As customer expectations evolve to expect contact-less experiences while also receiving quality service, the field service organization will need to transform. However, in an IDC research survey of manufacturers, only 34.0% of sampled organizations stated a strategic approach to change management with senior leadership having invested resources to ensure transformation was successful. The rest of manufacturers had some resources in place for change management but nothing strategic or at an enterprise-wide level. This comes at a time of accelerated digital transformation for many organizations while disruption is impacting the way service is delivered, how customers interact with organizations, and where employees work. These divergent factors, of rapid change with limited strategic communication, can lead to field service teams feeling left out of the future of the business. The field service team, front-line technicians, dispatchers, schedulers, third-party contractors, and partners must be a part of any change from the beginning to ensure expedient success and minimal negative impact to customers.
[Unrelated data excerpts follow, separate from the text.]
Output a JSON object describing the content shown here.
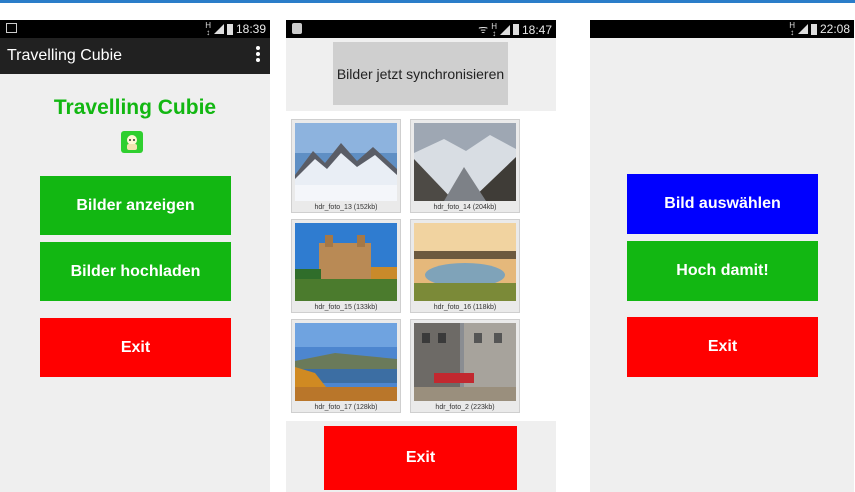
{
  "phone1": {
    "time": "18:39",
    "app_title": "Travelling Cubie",
    "heading": "Travelling Cubie",
    "buttons": {
      "show": "Bilder anzeigen",
      "upload": "Bilder hochladen",
      "exit": "Exit"
    },
    "colors": {
      "heading": "#12b712",
      "green": "#12b712",
      "red": "#ff0000"
    }
  },
  "phone2": {
    "time": "18:47",
    "sync_button": "Bilder jetzt synchronisieren",
    "images": [
      {
        "caption": "hdr_foto_13 (152kb)",
        "icon": "mountain-snow-photo"
      },
      {
        "caption": "hdr_foto_14 (204kb)",
        "icon": "mountain-valley-photo"
      },
      {
        "caption": "hdr_foto_15 (133kb)",
        "icon": "castle-photo"
      },
      {
        "caption": "hdr_foto_16 (118kb)",
        "icon": "lake-sunset-photo"
      },
      {
        "caption": "hdr_foto_17 (128kb)",
        "icon": "river-autumn-photo"
      },
      {
        "caption": "hdr_foto_2 (223kb)",
        "icon": "street-building-photo"
      }
    ],
    "exit": "Exit"
  },
  "phone3": {
    "time": "22:08",
    "buttons": {
      "select": "Bild auswählen",
      "upload": "Hoch damit!",
      "exit": "Exit"
    },
    "colors": {
      "blue": "#0000ff",
      "green": "#12b712",
      "red": "#ff0000"
    }
  }
}
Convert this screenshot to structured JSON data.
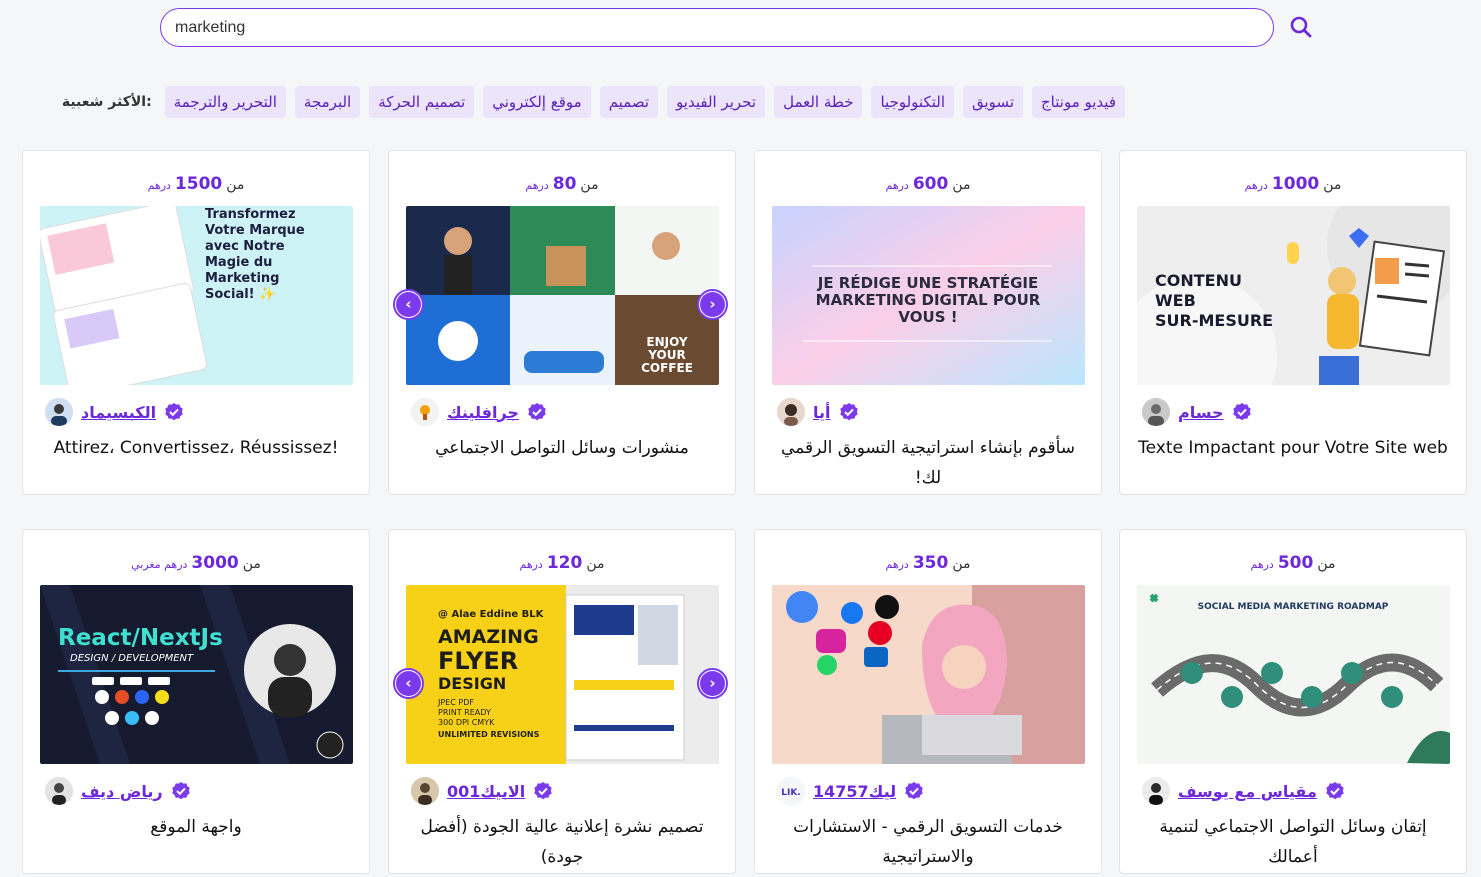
{
  "search": {
    "value": "marketing",
    "placeholder": ""
  },
  "popular": {
    "label": ":الأكثر شعبية",
    "tags": [
      "فيديو مونتاج",
      "تسويق",
      "التكنولوجيا",
      "خطة العمل",
      "تحرير الفيديو",
      "تصميم",
      "موقع إلكتروني",
      "تصميم الحركة",
      "البرمجة",
      "التحرير والترجمة"
    ]
  },
  "price_prefix": "من",
  "cards": [
    {
      "amount": "1000",
      "currency": "درهم",
      "seller": "حسام",
      "title": "Texte Impactant pour Votre Site web",
      "thumb_text": [
        "CONTENU",
        "WEB",
        "SUR-MESURE"
      ]
    },
    {
      "amount": "600",
      "currency": "درهم",
      "seller": "أيا",
      "title": "سأقوم بإنشاء استراتيجية التسويق الرقمي لك!",
      "thumb_text": [
        "JE RÉDIGE UNE STRATÉGIE",
        "MARKETING DIGITAL POUR",
        "VOUS !"
      ]
    },
    {
      "amount": "80",
      "currency": "درهم",
      "seller": "جرافلينك",
      "title": "منشورات وسائل التواصل الاجتماعي",
      "thumb_text": [
        "ENJOY",
        "YOUR",
        "COFFEE"
      ]
    },
    {
      "amount": "1500",
      "currency": "درهم",
      "seller": "الكبسيماد",
      "title": "Attirez، Convertissez، Réussissez!",
      "thumb_text": [
        "Transformez",
        "Votre Marque",
        "avec Notre",
        "Magie du",
        "Marketing",
        "Social! ✨"
      ]
    },
    {
      "amount": "500",
      "currency": "درهم",
      "seller": "مقياس مع يوسف",
      "title": "إتقان وسائل التواصل الاجتماعي لتنمية أعمالك",
      "thumb_text": [
        "SOCIAL MEDIA MARKETING ROADMAP"
      ]
    },
    {
      "amount": "350",
      "currency": "درهم",
      "seller": "ليك14757",
      "seller_prefix": "LIK.",
      "title": "خدمات التسويق الرقمي - الاستشارات والاستراتيجية",
      "thumb_text": []
    },
    {
      "amount": "120",
      "currency": "درهم",
      "seller": "الابيك001",
      "title": "تصميم نشرة إعلانية عالية الجودة (أفضل جودة)",
      "thumb_text": [
        "@ Alae Eddine BLK",
        "AMAZING",
        "FLYER",
        "DESIGN",
        "JPEC PDF",
        "PRINT READY",
        "300 DPI CMYK",
        "UNLIMITED REVISIONS"
      ]
    },
    {
      "amount": "3000",
      "currency": "درهم مغربي",
      "seller": "رياض ديف",
      "title": "واجهة الموقع",
      "thumb_text": [
        "React/NextJs",
        "DESIGN / DEVELOPMENT"
      ]
    }
  ],
  "colors": {
    "accent": "#7c3aed",
    "tag_bg": "#ebe4fb"
  }
}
To achieve accelerated digital transformation in field service without the discord, manufacturers and service organizations should consider the following:

  • Solicit insight directly from your technicians with regard to gaps in the technology solutions currently used and relation to their productivity. Digital investments for many organizations are implemented from the top down or from the IT team. Not many organizations have the front-line team spearhead technological initiatives. It shouldn’t be a surprise, field technicians by in large are remote and must be primarily focused on completing work orders. Time to test or pilot new technologies isn’t in their job description. However, this fact mustn't lead to the field team being bypassed all together. Field technicians know what tools they need, what knowledge would help them be more productive, and what types of capabilities would enhance their interactions with customers. If field service technicians believe changes in technology or processes area being made with them in mind and with their input, the transformation will result in less friction.
  • Educate the field team on the value of digital transformation. Too often, technicians are the last to know about technology hardware and software changes. They are expected to just blindly go along with the latest tools and its inherent value to increased productivity. But this approach can lead to resentment as these technicians have gotten the job done prior to any changes in technology. Also, some enhancements can seem like digital automation just to track technicians more closely to be punitive or restrict creativity in work. Communicating the value of technology changes to productivity, the customer experience, and business goals will provide the field team with buy-in to support initiatives.
  • Understand field service team member's desired working environment and interest in digital technology. Not all technicians are the same. Some enjoy going out and dealing directly with customers, and others just want to fix an equipment failure but not have to interact with others. Both profiles are valuable to the field support team. In a constrained talent market, manufacturers and service organizations can’t afford to turn anyone away. By identifying which technicians are willing to work in direct contact with customers and which don’t, service leadership can create dedicated teams that build on individual strengths. Furthermore, with the emergence of a profit- or customer-centric view of field service, many service organizations look to transform the field service job to be less about completing as many jobs in a given day to instead empower technicians to become advisors. This change also is not for all technicians. Assessing which technicians want to work directly with customers to drive value-add experiences and which just want to just solve problems, service leaders can segment the workforce for specific jobs.

Change management is not easy even in the best environments where teams are in constant contact with direct communication with leadership and each other. Field service organizations have an even tougher time as technicians are removed from direct lines of communication with those making decisions, and inherent to their job is a feeling of isolation. As a result, service leadership must approach new digital initiatives and change differently for the field team taking a strategic approach to education, communication, and deployment. Failure to take change management as a serious challenge can result in delayed rollouts, attrition, or degraded service quality.